There were hardly any local, personal stories on mental illness and recovery when we first started. The few inspiring gems we found were largely in the form of print biography.

Things are vastly different now with more cross-sector collaborations, accompanied by a groundswell of mental health initiatives, thanks to the steady drive for peer-orientated programmes and campaigns led by NCSS and other mental health VWOs.

Mental health conversations are picking up the pace, with personal stories gaining traction.

But like all good conversations, however, talking about the issues at hand is only half the success. We need to also listen in to what is being said and also, what is unsaid.

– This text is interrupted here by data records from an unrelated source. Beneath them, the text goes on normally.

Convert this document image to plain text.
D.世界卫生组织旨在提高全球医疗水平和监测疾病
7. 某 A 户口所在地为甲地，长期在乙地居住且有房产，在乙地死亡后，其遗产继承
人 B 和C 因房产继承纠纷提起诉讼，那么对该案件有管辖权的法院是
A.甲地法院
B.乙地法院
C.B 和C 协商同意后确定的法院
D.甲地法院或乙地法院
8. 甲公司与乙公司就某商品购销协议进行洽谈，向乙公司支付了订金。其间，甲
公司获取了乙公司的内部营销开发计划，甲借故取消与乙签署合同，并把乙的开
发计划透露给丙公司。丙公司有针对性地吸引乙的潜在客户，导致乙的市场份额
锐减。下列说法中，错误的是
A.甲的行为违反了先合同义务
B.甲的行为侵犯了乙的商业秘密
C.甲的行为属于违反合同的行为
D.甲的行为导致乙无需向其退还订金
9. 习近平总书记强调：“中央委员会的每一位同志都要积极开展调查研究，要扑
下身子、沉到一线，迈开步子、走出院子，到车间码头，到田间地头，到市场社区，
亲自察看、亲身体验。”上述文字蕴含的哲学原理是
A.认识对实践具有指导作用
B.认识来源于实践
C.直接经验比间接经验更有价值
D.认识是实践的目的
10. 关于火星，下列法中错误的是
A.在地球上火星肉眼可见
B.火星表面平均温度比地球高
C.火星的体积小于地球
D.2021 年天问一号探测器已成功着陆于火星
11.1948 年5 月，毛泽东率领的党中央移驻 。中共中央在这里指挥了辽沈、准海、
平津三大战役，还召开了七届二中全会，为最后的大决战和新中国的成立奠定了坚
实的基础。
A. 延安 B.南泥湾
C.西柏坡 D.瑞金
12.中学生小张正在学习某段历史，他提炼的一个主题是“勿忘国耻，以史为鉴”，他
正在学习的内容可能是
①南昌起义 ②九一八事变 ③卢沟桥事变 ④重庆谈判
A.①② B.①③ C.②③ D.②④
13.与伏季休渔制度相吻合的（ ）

In our zeal to flesh out mental illness through personal story, the quest for “story showcasing” might accomplish quite the opposite effect of confronting mental health stigma.

We need to understand that stories, like the people who live in them, evolve and need to be given due respect and appreciation. They need to time, space, and care in order to grow and flourish.

So, whenever we ask for “stories” in our pursuit of passion projects, campaigns, and programme KPIs, we need to bear this in mind:

It would be reductionist to treat people as nothing more than their story (or stories), which in itself is stigmatising.

What can we do to avoid this “losing the forest for the trees” problem then?

  1. Take a genuine interest in knowing the person beyond the story.
  2. Keep them in the loop on how their stories are treated and responded to, if possible.
  3. Ensure they are emotionally supported in the retelling of their journey. In other words, prioritise and respect their wellbeing.

By all means, continue shining that light on mental health stories. We all need them in our struggle for wholeness. They are powerful, honest, real, and collectively, they create a more resilient mental health ecosystem.

The stories we share on The Tapestry Project do not promise a “happily ever after”. The only promise we make is that we will continue to champion these authentic narratives and the people behind them. Many come from a place of pain, but also of great courage. Every Tapestry contributor we connected with was determined to step out and share what they had kept a secret for months, some even years.

And for that, we are honoured and humbled to be the platform that empowers them to do so.